Ben Affleck stars as Nick Dunne, a New York writer who meets cute with Rosamund Pike’s Amy in an extended early flashback and they share moments that lead them to courtship and eventually marriage. Things gradually begin to sour and on the morning of their fifth-year anniversary, Amy disappears and suspicions from the police and the public surround Nick in the ensuing days. During the investigation, he is supported by his sister Margo, played by Carrie Coon, and tested by two local detectives, played by Kim Dickens and Patrick Fugit.
And oh, how much more I wish I could discuss. The film’s marketing team did well to conceal the central plot points and I applaud their efforts for a level of restraint that is often uncommon among modern film promoters. Even though I would count its “She” trailer as one of the year’s best, I can’t say it was necessary to sell the movie to me personally. I’m still waiting for the day when a feature film helmed by a director of Fincher’s caliber is released without a trailer or TV spot before it. But I digress.
As per usual for Fincher, this film is tremendous from a technical level as well. Trent Reznor and Atticus Ross continue their successful relationship as music collaborators to produce yet another unnerving score. Cinematographer Jeff Cronenweth returns as well with his appealing visual style that also hints at layers of rot right under the surface. The casting also has some inspired choices, including Neil Patrick Harris as one of Amy’s former lovers and Tyler Perry, who brings humor and perspective to the role of Nick’s attorney (yes, I can officially say that I’ve now laughed at a Tyler Perry movie).

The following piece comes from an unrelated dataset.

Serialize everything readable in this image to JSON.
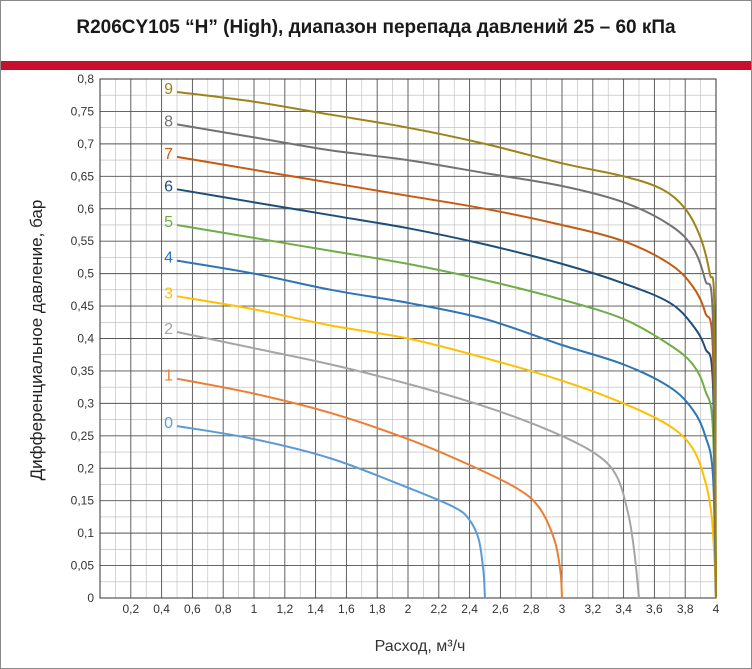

Above all, Gone Girl is a first-rate psychological thriller, not just in terms of its precise plotting but its engagement with the characters’ inner thoughts. It’s a revolving door with motivations and morality constantly pushing and pulling during the story’s progression. We know these people are loathsome in various ways but we can’t look away. A gorgeously framed opening shot along with a loaded voiceover passage at once sets up both the film’s emotional brutality and enigmatic beauty. This moment, which is reprised later in the film with elegant symmetry, is a stunning point of introspection that has stayed with me in the hours and days since my first viewing.